The BESTs are arrayed along the Southwest Border in high-threat smuggling corridors in: Arizona – Tucson (March 2006), Phoenix (March 2008), and Yuma (March 2008); Texas – El Paso (October 2006) and Rio Grande Valley (March 2007); and California – San Diego (November 2006) and Imperial Valley (June 2008). In early 2008, the first Northern Border BESTs initiated operations in Blaine, Washington (February 2008) and Buffalo, New York (March 2008). Each BEST concentrates on the prevalent threat in its geographic area, including: cross-border violence; weapons smuggling and trafficking; illegal drug and other contraband smuggling; money laundering and bulk cash smuggling; human smuggling and trafficking; transnational criminal gangs; and tunnel detection. Recently, we established BESTs at the seaports of Los Angeles, California (October 2008), and Miami, Florida (November 2008) to focus on maritime threats including the importation of contraband; commercial fraud; cargo theft; unlawful exportation of controlled commodities and munitions; stolen property; alien smuggling; and exportation of illicit proceeds. These BESTs will target internal conspiracies of corrupt transportation employees who participate in the smuggling of contraband and humans. Crucial to our success is the cooperation of our international partners. At BESTs on the Southwest Border, we have the participation of the Mexican law enforcement agency, SSP. On the Northern Border and in the northern BESTs, we have Canadian law enforcement agencies such as the Canada Border Services Agency, the Royal Canadian Mounted Police, the Ontario Provincial Police, the Niagara Regional Police Service, and the Toronto Metropolitan Police Service. In addition, we have the participation of the Argentinean customs agency at our Miami BEST. Through the interaction and coordination of all the member agencies, BESTs provide for immediate and international enhanced information sharing on border violence due to geographic proximity to the U.S. borders.

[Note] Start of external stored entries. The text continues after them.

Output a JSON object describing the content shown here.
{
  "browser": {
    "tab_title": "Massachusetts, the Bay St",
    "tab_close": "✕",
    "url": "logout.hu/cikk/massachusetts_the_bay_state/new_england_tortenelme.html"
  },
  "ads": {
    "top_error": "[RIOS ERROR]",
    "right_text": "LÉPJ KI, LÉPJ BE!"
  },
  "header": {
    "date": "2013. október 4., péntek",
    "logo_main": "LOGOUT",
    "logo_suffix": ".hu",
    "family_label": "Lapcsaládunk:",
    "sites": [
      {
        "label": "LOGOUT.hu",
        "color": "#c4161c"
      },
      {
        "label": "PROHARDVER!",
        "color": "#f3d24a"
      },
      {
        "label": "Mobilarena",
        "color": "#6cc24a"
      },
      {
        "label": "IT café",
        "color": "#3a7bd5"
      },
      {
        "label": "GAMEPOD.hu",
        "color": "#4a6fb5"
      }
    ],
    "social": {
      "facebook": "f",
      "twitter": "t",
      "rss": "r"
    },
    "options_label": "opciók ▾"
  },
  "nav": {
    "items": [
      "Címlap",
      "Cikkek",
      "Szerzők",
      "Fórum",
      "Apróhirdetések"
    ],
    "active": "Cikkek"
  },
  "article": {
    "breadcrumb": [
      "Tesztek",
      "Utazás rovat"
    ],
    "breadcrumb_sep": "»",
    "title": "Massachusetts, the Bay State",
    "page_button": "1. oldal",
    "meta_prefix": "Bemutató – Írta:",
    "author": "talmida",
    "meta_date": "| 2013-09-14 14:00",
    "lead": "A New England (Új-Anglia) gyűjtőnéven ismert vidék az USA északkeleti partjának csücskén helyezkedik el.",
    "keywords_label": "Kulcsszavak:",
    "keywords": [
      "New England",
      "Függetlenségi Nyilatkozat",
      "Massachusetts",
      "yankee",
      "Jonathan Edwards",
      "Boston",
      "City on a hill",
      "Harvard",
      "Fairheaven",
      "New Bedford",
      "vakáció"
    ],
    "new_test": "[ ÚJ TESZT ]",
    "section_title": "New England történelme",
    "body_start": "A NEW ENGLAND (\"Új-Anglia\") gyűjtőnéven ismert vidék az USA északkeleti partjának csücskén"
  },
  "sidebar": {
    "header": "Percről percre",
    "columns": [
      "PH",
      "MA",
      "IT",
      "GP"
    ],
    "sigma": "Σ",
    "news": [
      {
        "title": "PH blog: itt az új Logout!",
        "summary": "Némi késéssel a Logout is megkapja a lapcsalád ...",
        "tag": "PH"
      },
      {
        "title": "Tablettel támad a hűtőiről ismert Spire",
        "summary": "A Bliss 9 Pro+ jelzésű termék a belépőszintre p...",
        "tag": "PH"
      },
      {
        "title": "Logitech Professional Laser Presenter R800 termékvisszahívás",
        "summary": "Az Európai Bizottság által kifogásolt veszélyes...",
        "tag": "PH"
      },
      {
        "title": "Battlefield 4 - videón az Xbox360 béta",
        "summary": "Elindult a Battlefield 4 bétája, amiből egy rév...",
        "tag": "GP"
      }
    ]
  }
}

Through BESTs, we have dismantled arms trafficking, bulk-cash, alien and narcotics smuggling organizations and their hostage-taking and murder/kidnapping cells in the United States and Mexico. Since July 2005, the BESTs have been responsible for 2,034 criminal arrests, 2,796 administrative arrests, 885 indictments, and 734 convictions. In addition, BESTs have seized approximately 7,704 pounds of cocaine, 159,832 pounds of marijuana, 558 pounds of methamphetamine, 39 pounds of crystal methamphetamine, 1,023 pounds of ecstasy, 213 pounds of heroin, 97 pounds of hashish, 22 pounds of opium, 515 weapons, 745 vehicles, six properties, and $22.7 million in U.S. currency and monetary instruments.

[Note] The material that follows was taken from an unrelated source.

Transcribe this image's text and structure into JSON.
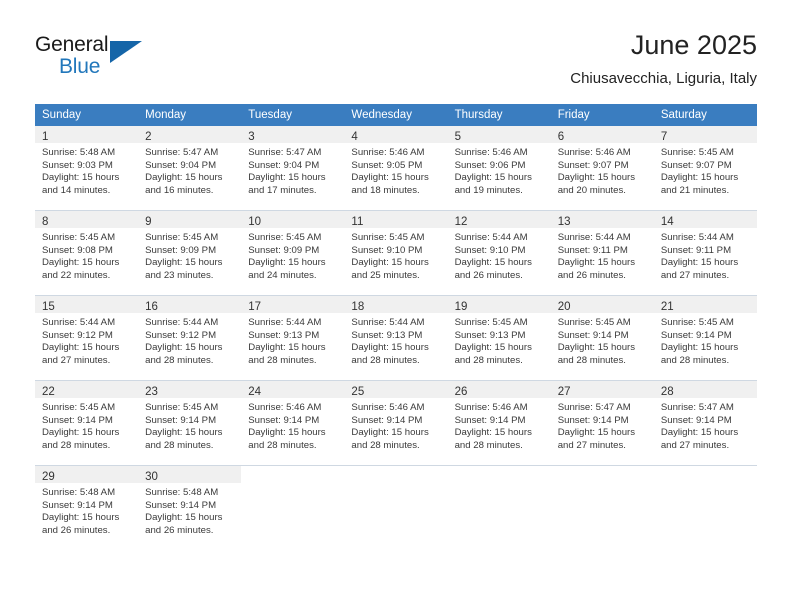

I would like to share a few of our successes with you: the discovery and repatriation by the El Paso BEST of one of Mexico’s top ten most wanted fugitives; the arrest by the Laredo BEST of a weapons trafficker supplying cartels with assault rifles used to murder Mexican police officer Navarro Rincon and others; the arrest by the Laredo BEST of a member of the Mexican Mafia in possession of approximately 897 pounds of smuggled marijuana after he attempted to run over a Texas Department of Public Safety officer; and the arrest by the LA Seaport BEST of an arms trafficker and seizure of 38 military style weapons.

Conclusion

In conclusion, ICE is committed to stemming the cross-border criminal activity and associated violence through the deployment of the BESTs, Operation Armas Cruzadas, and Operation Firewall. Partnering with others, we are using a broad range of authorities, including the most sophisticated investigative tools available, such as certified undercover operations and electronic surveillance operations, to disrupt and dismantle these networks.

I thank the Subcommittee and the Caucus Members for their support of ICE, CBP, DHS and our law enforcement mission. I would be happy to answer any questions that you may have at this time.